This is my entry into the Picture it and Write creative writing challenge hosted by the authors of Ermiliablog. This is actually the second time I’ve posted this. I originally posted it in two parts, but for some reason the first part vanished. I thought I may as well put them together. The beginning is a little dark.
He was so tired of running.
Sometimes it seemed he would never stop, hounded as he was by a frenzied host of disappointments and mistakes. How had so much changed in such a short time?
Drawing the blade from its sheath, Andein considered the single remnant of his past. It had been in his family for generations: a gift from the gods to the first kings of Ilreia; a symbol of the power and influence they’d once wielded.
That was all gone now.
Andein ran a finger down the length of the shimmering blade, watching the colours shift and swirl as the spirits bound within responded to the human contact. He couldn’t help but wonder how it would feel as the blade cut into his flesh, allowing his life-blood to run free.
What did he have left to live for, after all? He’d lost everything, everyone. He was destitute: no home; no money; no friends. His life was ruined and the blame was his alone.
His fingers wrapped around the hilt and he lifted the blade.
Word Count: 176
I’ve had a number of lovely comments recently about the hopeful tone of many of my stories and it got me thinking. I like to include hope. I’m quite a positive person, generally, and this seeps in to my stories. But I do also like to explore slightly darker emotions in my writing. I like to send characters to their breaking point, where they feel they have no hope left at all.
I also like cliff hangers. This one isn’t too nasty.
You’ll be pleased to know that the story is continued just below.
The Blade – Part Two
Andein was prepared for pain, prepared for death, as he pressed the blade against his flesh, drawing blood. He wasn’t prepared for the burning sensation that spread from the point of contact, or for the tendrils of alien thought that twined through his mind, locking his hand in place.
As the first drops of blood caressed the blade’s edge, the spirits housed within cast their influence upon him. Their voices echoed through his thoughts, chattering unintelligibly. Images flashed before his eyes in a dizzying kaleidoscope: men, women and children cowering, scared; in need of protection; in need of hope.
He was shaking. He wanted to drop the blade but couldn’t flex his fingers to release the hilt. Madness threatened.
The voices finally coalesced into a single entity. “Protect them,” the order sounded.
“How can I?” A sob tore from his throat as he shook his head. “I’m nothing.

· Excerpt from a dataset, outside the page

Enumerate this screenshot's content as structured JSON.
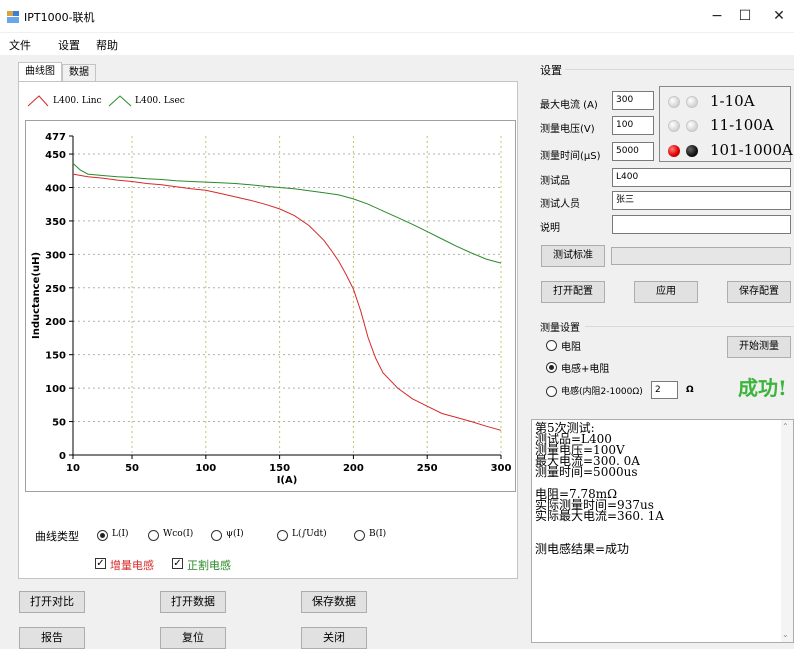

I have nothing…”
How could he refuse?
“Yes.” Peace descended as he accepted their charge.
Word Count: 176
And hope is returned!
Thinking about the nature of hope in my writing also had me thinking about the types of characters I like to read and write about. I have a definite tendency to a certain type. I always have. I grew up with stories of Robin Hood (I’m a Nottinghamshire girl, after all!) and discovered Zorro around the age of 11. I read baroness Orczy’s ‘Scarlet Pimpernel’ aged 13 and Dumas’ ‘The Three Musketeers’ a few years later. I love superheroes – as well as seeing the new Avengers movie last week I also recently binged on Netflix’s Daredevil. I love The Magnificent Seven, Merlin, Supernatural. I could probably continue for quite some time. The characters I like all tend to be protectors.